One of the seven congressmen representing Louisiana in Washington, D.C., made a stop in Bastrop Tuesday.


One of the seven congressmen representing Louisiana in Washington, D.C., made a stop in Bastrop Tuesday.


U.S. Rep. Rodney Alexander, a Republican serving the 5th District, spoke on politics and policy for about an hour to about 30 visitors at the Morehouse Country Club.


While Alexander touched on a wide range of topics – from tax policy to redistricting – a consistent theme seemed to underscore many of his responses to questions: political divides.


Alexander said that political animus is as heavy as he's ever experienced it in his decade in the Capitol and asked rhetorically, “How are we supposed to find middle ground when there are so many critics who don't want you to compromise? It should be like a marriage or a friendship, in that you work together.”


Every time Congress meets, he illustrated, each member is handed one card stating the Democrats' official position on a proposal and a second card representing Republicans' view.


“Well, what about the Americans' position?” he asked rhetorically.


Alexander, from Quitman, said it's hard to argue with foreign nations' dislike for the United States when Americans themselves don't like one another.


“We put metal detectors in schools to keep us from shooting one another,” he cited as an example.


He noted that groups of lawyers from both political parties are assigned the job of doing whatever they can to switch existing congressmen to the opposite party, despite never personally visiting the particular state.


“But that's the nature of the beast we call Washington,” he said.


In response to a question, Alexander said he's been involved with “battling” FEMA for about two years over the department's “creative” policy adaptions regarding flood-zone insurance mandates.

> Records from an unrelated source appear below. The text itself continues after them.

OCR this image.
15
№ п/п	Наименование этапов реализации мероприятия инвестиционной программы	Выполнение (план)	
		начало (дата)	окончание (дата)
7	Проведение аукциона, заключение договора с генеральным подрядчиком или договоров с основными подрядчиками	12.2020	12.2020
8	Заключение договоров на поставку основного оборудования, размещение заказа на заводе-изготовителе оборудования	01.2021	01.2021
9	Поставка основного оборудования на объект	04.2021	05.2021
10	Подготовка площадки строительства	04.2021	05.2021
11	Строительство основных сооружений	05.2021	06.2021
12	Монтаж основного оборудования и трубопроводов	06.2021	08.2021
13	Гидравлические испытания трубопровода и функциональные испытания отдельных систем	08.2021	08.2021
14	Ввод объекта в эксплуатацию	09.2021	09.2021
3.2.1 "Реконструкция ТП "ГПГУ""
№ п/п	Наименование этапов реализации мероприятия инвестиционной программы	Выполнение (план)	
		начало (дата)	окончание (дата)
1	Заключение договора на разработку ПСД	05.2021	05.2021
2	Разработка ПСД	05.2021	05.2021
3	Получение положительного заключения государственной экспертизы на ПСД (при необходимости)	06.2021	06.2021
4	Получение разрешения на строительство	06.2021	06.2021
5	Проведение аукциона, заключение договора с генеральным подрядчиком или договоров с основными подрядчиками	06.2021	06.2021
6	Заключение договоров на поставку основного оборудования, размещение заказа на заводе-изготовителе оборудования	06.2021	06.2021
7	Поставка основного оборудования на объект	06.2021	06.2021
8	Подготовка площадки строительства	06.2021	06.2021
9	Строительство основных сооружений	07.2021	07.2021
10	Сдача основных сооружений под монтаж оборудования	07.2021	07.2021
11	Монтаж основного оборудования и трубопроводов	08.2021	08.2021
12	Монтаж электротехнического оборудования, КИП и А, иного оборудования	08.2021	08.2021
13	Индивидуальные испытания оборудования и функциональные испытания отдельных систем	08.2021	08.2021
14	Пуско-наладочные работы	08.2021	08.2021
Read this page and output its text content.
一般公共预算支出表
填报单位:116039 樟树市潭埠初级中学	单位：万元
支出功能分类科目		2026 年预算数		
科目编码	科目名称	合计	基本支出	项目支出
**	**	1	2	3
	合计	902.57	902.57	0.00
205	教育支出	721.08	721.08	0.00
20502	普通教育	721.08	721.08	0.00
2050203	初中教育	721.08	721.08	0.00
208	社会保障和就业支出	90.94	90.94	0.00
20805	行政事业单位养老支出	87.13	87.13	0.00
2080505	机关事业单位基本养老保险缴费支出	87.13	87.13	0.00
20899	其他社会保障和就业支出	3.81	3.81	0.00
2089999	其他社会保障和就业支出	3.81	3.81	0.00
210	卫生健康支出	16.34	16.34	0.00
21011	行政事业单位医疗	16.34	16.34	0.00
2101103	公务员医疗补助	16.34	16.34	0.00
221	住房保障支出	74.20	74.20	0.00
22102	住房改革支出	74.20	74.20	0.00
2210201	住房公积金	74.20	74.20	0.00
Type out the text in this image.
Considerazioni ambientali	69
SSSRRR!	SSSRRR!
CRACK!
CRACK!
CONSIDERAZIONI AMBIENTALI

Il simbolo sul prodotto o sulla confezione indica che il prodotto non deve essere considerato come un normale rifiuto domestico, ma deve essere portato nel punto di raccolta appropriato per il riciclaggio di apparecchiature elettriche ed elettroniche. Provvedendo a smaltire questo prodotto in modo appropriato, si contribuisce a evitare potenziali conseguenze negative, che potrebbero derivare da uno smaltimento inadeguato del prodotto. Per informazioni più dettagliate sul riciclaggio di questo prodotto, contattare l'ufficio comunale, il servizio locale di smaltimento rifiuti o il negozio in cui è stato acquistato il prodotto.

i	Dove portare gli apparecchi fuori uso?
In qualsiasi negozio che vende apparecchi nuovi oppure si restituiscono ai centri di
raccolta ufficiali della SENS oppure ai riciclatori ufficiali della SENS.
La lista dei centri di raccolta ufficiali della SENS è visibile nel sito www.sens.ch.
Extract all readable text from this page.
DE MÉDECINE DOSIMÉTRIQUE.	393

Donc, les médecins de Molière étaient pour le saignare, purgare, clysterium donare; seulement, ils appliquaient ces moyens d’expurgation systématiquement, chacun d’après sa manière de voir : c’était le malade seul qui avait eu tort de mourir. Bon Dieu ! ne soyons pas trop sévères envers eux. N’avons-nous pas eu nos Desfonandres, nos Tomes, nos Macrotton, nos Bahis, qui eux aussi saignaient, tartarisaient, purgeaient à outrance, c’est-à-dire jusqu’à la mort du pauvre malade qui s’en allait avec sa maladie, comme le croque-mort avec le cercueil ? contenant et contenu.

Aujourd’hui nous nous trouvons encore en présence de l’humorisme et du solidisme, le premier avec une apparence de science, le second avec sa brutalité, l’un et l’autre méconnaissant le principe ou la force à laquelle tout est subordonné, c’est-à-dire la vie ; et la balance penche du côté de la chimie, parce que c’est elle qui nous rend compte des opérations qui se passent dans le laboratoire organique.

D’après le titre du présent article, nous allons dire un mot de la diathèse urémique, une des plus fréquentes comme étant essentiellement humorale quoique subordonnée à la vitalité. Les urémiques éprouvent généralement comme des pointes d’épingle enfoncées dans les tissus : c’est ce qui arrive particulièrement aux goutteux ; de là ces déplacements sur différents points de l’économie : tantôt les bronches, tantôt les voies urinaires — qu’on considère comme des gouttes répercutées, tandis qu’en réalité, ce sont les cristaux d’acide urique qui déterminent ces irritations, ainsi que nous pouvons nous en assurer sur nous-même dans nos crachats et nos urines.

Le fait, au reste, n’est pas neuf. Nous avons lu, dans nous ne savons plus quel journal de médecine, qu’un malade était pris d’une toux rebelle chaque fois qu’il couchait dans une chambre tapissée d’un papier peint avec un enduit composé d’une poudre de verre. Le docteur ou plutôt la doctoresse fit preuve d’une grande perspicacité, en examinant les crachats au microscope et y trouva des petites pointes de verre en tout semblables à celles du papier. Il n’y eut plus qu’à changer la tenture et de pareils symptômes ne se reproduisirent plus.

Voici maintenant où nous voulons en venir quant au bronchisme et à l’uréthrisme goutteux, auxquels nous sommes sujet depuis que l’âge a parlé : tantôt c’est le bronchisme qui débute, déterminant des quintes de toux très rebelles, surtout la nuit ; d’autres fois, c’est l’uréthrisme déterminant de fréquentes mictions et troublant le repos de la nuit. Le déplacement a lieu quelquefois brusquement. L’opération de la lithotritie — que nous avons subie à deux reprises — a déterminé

Alexander explained that after Hurricane Katrina, pressure has been placed on FEMA to address its $18-billion deficit.


A couple of years ago Alexander formed a Levee Caucus in order to better educate a large portion of congress who know little about the importance of levee policy that affects 70 percent of the nation's population.


Other pending and tenuous issues that are due to be decided in the next few months, such as health care and tax cuts and tax hikes, are subject to keeping future generations of Americans from enjoying a lot of the benefits Alexander said he and others have enjoyed.


“There's a major train wreck about to happen and the track is getting shorter,” he said.